Lancé en 2003 par Sophie de Menthon, « J’aime ma boîte » fêtera ses 14 ans le 19 octobre. L’opération, soutenue par Emmanuel Macron, Luc Ferry, Bruno Le Maire, Laura Flessel, Pierre Gattaz ou Corinne Lepage, est également l’occasion de revenir sur les chiffres de satisfaction des employés vis-à-vis de leur entreprise.

 

Affiche "j'aime ma boîte" © J'aime ma boîte

Affiche « j’aime ma boîte » © J’aime ma boîte

69 %, c’est le nombre de salariés qui affirment aimer leur entreprise selon un sondage Opinonway pour « J’aime ma boîte » et Privateaser. « C’est le retour de l’entreprise paternaliste », expliquent les organisateurs de « J’aime ma boîte ». Aujourd’hui, au-delà du bien-être, c’est le mieux-vivre au travail qui est valorisé : « le « mieux-vivre » et l’épanouissement des salariés sont des facteurs clés pour la performance de l’entreprise. »

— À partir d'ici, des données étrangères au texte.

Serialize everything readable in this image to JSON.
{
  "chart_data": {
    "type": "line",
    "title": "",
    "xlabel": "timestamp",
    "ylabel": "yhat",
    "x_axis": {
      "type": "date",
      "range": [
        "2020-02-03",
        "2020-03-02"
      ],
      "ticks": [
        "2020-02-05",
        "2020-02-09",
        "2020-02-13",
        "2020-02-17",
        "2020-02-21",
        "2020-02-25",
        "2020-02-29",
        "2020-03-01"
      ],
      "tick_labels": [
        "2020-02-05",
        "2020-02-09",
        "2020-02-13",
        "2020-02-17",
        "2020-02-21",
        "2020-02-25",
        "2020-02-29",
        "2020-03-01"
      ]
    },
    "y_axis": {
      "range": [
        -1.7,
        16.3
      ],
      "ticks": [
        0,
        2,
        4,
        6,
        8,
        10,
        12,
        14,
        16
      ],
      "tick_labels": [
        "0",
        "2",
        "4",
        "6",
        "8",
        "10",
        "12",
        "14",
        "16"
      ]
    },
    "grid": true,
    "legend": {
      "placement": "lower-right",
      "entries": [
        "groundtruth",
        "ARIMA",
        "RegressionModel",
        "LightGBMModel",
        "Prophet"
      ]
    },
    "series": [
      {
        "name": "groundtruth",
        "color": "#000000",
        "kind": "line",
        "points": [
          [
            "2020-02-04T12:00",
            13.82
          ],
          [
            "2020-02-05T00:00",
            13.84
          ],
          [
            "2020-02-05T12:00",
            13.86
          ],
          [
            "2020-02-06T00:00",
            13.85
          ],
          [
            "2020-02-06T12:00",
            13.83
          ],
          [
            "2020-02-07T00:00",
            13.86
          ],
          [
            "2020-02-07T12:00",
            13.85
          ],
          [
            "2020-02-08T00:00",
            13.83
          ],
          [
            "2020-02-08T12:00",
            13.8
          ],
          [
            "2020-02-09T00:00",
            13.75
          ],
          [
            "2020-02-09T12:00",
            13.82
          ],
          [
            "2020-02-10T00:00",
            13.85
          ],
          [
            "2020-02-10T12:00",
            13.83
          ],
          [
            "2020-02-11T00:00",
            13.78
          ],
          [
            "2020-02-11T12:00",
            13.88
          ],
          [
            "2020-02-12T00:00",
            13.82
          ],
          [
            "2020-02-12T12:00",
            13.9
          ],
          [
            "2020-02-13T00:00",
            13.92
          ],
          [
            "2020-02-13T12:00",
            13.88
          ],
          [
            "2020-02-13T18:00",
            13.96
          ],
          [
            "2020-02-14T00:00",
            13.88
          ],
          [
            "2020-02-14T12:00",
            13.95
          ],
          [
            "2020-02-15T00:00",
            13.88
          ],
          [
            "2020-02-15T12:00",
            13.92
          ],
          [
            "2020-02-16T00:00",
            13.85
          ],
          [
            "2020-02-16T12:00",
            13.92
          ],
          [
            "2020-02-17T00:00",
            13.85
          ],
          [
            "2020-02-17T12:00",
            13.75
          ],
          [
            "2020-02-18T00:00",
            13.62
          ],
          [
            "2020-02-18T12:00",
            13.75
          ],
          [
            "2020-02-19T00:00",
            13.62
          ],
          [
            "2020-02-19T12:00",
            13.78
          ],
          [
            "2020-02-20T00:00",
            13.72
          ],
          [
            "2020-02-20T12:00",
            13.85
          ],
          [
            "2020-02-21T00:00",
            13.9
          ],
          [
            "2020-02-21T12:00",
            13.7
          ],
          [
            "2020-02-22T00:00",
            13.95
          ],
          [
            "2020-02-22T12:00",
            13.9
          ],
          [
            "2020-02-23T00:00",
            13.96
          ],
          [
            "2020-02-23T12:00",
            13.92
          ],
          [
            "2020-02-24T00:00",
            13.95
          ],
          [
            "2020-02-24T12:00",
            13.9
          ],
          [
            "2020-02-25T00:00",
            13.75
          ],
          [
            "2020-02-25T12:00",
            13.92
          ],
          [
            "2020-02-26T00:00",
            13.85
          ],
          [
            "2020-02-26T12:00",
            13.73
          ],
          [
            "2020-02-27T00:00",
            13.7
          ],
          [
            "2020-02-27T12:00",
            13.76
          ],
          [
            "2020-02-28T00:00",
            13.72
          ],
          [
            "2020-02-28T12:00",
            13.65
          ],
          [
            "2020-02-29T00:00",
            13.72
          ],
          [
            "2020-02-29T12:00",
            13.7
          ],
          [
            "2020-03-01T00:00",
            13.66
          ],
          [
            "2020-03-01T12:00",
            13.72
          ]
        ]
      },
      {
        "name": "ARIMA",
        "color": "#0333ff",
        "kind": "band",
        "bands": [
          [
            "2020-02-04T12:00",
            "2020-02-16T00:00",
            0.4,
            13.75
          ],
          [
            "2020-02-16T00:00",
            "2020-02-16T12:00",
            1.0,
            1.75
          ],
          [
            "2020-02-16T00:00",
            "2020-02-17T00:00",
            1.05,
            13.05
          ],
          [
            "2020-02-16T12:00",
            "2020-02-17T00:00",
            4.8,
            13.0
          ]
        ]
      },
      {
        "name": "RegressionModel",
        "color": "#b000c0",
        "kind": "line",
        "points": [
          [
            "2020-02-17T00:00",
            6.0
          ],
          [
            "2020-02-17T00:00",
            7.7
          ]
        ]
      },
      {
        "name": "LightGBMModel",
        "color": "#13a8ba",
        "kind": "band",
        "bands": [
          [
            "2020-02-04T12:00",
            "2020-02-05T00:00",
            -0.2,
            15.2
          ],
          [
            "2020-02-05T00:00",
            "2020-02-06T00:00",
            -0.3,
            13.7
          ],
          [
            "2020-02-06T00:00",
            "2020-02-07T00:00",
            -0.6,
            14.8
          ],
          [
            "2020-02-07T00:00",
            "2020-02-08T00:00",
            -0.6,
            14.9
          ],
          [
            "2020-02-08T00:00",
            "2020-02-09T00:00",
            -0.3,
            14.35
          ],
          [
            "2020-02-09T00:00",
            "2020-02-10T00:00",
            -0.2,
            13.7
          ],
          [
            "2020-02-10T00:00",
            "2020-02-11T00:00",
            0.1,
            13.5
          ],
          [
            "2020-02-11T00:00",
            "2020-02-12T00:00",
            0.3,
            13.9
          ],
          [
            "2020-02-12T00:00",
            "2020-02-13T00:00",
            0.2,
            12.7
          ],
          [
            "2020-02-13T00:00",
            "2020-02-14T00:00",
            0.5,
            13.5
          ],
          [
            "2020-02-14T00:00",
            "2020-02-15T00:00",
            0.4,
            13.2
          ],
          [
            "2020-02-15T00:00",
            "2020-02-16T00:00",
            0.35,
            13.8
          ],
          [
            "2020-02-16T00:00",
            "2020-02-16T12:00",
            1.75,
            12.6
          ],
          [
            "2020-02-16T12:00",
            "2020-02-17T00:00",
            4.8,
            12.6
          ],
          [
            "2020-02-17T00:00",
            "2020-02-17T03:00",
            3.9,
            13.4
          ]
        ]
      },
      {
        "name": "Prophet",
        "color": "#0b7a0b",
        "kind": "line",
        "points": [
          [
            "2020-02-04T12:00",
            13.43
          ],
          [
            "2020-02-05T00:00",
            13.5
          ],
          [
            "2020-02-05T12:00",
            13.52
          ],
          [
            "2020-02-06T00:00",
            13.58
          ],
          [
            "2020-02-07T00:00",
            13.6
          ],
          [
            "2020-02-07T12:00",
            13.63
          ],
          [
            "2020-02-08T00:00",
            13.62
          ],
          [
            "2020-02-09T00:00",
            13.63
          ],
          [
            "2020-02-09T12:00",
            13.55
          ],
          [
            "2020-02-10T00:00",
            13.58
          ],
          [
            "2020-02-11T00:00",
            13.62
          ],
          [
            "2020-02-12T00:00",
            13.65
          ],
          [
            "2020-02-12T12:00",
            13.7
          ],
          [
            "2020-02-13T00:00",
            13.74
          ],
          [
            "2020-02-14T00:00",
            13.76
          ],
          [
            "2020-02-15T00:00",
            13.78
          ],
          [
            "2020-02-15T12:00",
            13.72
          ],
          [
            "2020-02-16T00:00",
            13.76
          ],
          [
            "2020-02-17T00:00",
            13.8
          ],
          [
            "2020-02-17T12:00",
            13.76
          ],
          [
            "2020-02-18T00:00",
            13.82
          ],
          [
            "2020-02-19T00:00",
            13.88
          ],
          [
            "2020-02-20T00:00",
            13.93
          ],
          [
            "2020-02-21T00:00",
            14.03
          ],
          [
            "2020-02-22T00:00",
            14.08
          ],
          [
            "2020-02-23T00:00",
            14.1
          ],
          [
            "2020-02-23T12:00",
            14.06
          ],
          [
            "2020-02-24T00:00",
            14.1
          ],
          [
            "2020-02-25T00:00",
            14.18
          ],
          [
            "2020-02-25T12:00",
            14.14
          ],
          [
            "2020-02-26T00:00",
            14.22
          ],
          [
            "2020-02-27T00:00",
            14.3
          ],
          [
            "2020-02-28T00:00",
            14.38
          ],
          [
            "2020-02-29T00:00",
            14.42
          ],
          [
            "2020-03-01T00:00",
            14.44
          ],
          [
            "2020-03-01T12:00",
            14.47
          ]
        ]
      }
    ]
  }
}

« J’aime ma boîte », quésaco ?

« J’aime ma boîte » est une opération nationale se déroulant le jour de la fête des Entreprises, cette année le 19 octobre 2017. C’est l’occasion pour les salariés de monter des initiatives pour déclarer leur flamme à leur entreprise. « « J’aime ma boîte » permet de prouver qu’il peut faire bon vivre dans l’entreprise. Cette année, le slogan, c’est « fais bouger ta boîte ». Nous voulons montrer qu’il y a une dimension humaine importante dans l’entreprise. »

 

Pour certaines entreprises, « J’aime ma boîte » est l’occasion de prendre un déjeuner tous ensemble, pour d’autres, il s’agit de replacer le salarié au cœur du système. Alors que Gifi offre un repas à tous ses salariés et à leurs conjoints, d’autres, comme Go voyages, organisent des flash mobs.

 

Les moins de 30 ans adorent leur entreprise !

Parmi les salariés interrogés, 78 % des moins de 30 ans avouent aimer leur entreprise. Au sein des sociétés de moins de 20 salariés, ils sont 77 % à dire « J’aime ma boîte ». Quand on demande aux sondés s’ils se sentent utiles au travail, le chiffre grimpe à 82 % pour les salariés, toutes catégories confondues et réalise une pointe à 91 % pour les moins de 30 ans.

 

Que faut-il pour être heureux au travail ?

Selon le sondage, les salariés aimeraient plus de reconnaissance à 68 %, de meilleures relations avec le management à 26 % et plus d’échanges avec les collègues à 19 %. Ce dernier chiffre monte même jusqu’à 29 % chez les moins de 30 ans et représente la deuxième préoccupation chez les jeunes en termes de mieux-vivre au travail.

 

Vers l’afterwork et au-delà

La pratique de l’afterwork se développe de plus en plus dans les entreprises. Près de 47 % des employés interrogés se retrouvent après le travail pour aller boire un verre dans les bars ou manger ensemble. Cependant, si moins de la moitié des salariés pratiquent l’afterwork, près de 60 % déclarent que ce moment de détente est important pour le bien-être au travail – un chiffre qui monte même jusqu’à 70 % chez les moins de 30 ans. Malgré tout, dans 87 % des cas, l’afterwork n’est pas subventionné par l’entreprise. Avis donc aux sociétés qui souhaitent améliorer le bien-être au travail.